Rickards: Bad News, I’m Afraid

The breakdown of global supply chains is well-known by now. Whether it’s finding groceries in your supermarket, buying a new car or buying appliances like dishwashers and refrigerators, goods are scarce. Also, deliveries take forever and choices are limited.

Many people wonder why the problem isn’t going away. Here’s the answer:

The supply chain is a complex dynamic system. When any complex system collapses, you can look for specific causes but that’s usually a waste of time. Systems collapse internally because they are too large and too interconnected and require too many energy inputs to keep going.

Any specific cause is more likely to be a symptom than a true cause. It’s frustrating, but that’s the answer.

Most Americans’ first encounter with the supply chain meltdown was in the spring of 2020 during the first wave of the coronavirus pandemic. Shoppers noticed that items like hand sanitizer and paper goods at Costco and other big-box stores were cleaned out.

It seemed that Americans who were locked down and quarantined at the time were hoarding these products because they had no idea when they would be allowed to venture out again.

The shortages were real, but were limited to specific products. The other aisles at Costco were stocked and so were all the other stores around (at least those that were allowed to remain open).

Now It’s Everything

But it’s not just Costco this time. It’s every supermarket, convenience store and other retail outlet from coast to coast. And it’s not just cleaning products and paper goods. Your local supermarket might have bare shelves for eggs, peanut butter, milk and other staples.

It’s not a case of being stocked out of all goods all the time. Your store is like a box of Cracker Jack – you never know what’s inside.

Many items are available, but many are not. It’s a case of stockouts of certain goods from time to time. But you can be sure that something will be missing and some of the shelves will be bare.

Still, there’s a narrative around that the crisis is temporary, that steps are being taken to alleviate shortages and backlogs and things will soon be back to normal.

The narrative blames the shortages on the pandemic and the number of workers home with COVID. It says that things will clear up when the virus is under control. That’s the narrative, but it’s not the reality.

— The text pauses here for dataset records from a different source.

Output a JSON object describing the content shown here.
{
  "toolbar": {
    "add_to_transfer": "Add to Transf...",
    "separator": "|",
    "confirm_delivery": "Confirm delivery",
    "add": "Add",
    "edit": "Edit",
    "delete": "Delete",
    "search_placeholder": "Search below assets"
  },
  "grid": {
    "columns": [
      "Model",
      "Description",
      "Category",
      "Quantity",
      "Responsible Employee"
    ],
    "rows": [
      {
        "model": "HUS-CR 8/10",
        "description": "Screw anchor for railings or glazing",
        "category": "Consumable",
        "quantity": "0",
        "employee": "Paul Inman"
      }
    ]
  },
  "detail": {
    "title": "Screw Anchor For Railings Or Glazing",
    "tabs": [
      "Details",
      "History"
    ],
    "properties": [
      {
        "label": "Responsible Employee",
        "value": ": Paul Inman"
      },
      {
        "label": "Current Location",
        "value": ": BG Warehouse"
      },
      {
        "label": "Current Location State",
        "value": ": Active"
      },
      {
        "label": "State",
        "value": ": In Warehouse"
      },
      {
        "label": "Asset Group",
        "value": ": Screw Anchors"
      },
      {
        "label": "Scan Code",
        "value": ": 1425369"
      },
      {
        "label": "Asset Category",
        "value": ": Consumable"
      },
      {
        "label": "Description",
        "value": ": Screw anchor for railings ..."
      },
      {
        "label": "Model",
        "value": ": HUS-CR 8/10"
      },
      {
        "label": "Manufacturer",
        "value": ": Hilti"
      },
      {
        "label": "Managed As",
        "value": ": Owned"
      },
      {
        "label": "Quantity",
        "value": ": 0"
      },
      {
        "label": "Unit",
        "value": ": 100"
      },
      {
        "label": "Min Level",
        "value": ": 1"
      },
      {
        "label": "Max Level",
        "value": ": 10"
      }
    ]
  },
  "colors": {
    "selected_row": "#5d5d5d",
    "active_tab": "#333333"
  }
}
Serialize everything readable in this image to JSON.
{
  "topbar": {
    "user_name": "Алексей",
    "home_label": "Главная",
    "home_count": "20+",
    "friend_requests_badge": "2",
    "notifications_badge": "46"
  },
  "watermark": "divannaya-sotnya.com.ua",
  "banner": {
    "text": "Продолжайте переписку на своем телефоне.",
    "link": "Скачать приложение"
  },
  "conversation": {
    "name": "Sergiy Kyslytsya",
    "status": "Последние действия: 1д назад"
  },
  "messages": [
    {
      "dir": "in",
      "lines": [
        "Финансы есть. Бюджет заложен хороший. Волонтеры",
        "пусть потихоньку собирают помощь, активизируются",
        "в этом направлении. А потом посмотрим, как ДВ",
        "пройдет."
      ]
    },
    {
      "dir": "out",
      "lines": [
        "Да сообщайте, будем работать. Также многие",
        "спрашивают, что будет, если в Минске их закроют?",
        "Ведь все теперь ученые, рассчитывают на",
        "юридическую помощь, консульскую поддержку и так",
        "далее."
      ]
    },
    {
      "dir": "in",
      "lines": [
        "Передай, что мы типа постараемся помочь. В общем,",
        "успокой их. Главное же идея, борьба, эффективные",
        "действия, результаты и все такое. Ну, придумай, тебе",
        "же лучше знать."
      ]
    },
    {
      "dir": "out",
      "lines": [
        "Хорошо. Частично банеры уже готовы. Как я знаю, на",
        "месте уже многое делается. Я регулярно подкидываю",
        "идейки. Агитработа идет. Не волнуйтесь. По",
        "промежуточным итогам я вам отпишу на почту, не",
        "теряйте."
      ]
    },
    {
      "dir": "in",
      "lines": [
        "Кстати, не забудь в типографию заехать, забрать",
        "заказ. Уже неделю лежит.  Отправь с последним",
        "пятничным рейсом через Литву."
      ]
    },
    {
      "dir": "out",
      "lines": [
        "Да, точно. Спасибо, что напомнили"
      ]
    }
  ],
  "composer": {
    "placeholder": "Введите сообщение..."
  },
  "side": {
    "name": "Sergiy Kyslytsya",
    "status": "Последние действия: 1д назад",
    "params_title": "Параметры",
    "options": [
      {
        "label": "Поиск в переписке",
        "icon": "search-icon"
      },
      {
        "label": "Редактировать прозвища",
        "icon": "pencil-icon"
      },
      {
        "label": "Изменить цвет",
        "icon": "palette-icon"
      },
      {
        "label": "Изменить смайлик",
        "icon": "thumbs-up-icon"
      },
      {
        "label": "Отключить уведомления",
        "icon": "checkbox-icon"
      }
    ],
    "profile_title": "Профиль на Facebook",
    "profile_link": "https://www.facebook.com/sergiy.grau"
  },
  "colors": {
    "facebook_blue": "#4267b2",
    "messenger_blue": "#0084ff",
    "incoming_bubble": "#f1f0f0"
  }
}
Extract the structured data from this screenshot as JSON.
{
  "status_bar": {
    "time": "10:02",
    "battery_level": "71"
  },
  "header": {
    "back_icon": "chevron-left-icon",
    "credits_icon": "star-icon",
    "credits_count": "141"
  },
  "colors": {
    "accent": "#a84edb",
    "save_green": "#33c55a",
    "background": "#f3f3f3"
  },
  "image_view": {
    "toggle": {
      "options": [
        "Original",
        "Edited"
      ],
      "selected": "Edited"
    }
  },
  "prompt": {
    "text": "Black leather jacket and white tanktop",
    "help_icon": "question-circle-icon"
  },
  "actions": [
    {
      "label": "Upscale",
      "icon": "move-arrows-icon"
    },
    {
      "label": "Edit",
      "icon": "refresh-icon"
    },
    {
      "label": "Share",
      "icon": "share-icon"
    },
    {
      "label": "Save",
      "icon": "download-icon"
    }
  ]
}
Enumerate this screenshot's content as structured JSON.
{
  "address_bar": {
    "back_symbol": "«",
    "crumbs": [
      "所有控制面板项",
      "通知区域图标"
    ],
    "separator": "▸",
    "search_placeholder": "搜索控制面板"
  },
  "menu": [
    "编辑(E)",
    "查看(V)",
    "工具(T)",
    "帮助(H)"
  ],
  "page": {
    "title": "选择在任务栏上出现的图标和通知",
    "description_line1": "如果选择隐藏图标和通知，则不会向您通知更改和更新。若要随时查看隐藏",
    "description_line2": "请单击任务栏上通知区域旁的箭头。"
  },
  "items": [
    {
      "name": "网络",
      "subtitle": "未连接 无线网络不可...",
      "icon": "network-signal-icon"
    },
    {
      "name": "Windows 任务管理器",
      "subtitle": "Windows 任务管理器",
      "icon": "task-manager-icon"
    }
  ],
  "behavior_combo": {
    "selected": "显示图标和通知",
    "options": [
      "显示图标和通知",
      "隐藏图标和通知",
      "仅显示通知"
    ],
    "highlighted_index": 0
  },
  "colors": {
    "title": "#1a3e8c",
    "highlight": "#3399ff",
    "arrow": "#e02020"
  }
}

The evidence is that the supply chain crisis is just getting started. It’ll be with us for years and have huge negative economic effects.

All Connected and All Collapsing at Once

No one doubts that the pandemic, especially the Omicron variant, has had a major impact and has caused millions to fall ill and miss work. It’s also likely that the missing employees due to illness are part of the reason shelves are not fully stocked.

But they are not a prime cause of the supply chain chaos.

Even if stores were fully staffed, there would still be shortages and delays due to everything from a shortage of truck drivers, late container cargo shipments from Asia, manufacturing delays due to lack of inputs, energy shortages and many other impediments.

That’s the point.

The supply chain is collapsing at every stage due to bottlenecks at every other stage. Commodity inputs are scarce, partly due to energy shortages at mines. Manufacturing is behind due to lack of commodity inputs. Deliveries are behind due to manufacturing delays. And finally, shelves are bare due to nondelivery of orders and a worker shortage.

It’s all connected and it’s all collapsing at once. So don’t believe the happy talk about a “temporary” supply chain crisis.

I’ll say it again: The crisis will last for years with predictable negative effects on economic growth.

The “Factory to the World” Is Closing Down

One major concern is China. China is currently pursuing a COVID Zero policy. This means that China has zero tolerance for even a single case of COVID.

If COVID appears, China will isolate the individual, do a massive track-and-trace operation and then forcibly remove entire neighborhoods to quarantine camps outside the city limits for mandatory lockdowns of 14 days or more.

If more than a few cases are detected, China will follow the same procedure but on a much larger scale. They will relocate hundreds of thousands of people if needed and shut down entire cities. This has already happened in Xi’an, a city of 1.5 million people and a major manufacturing center.

A new lockdown just arose in Henan province, which is the center of Chinese electronics production. China has also locked down the port of Ningbo, which is the second largest port in China after Shanghai, and one of the largest in the world.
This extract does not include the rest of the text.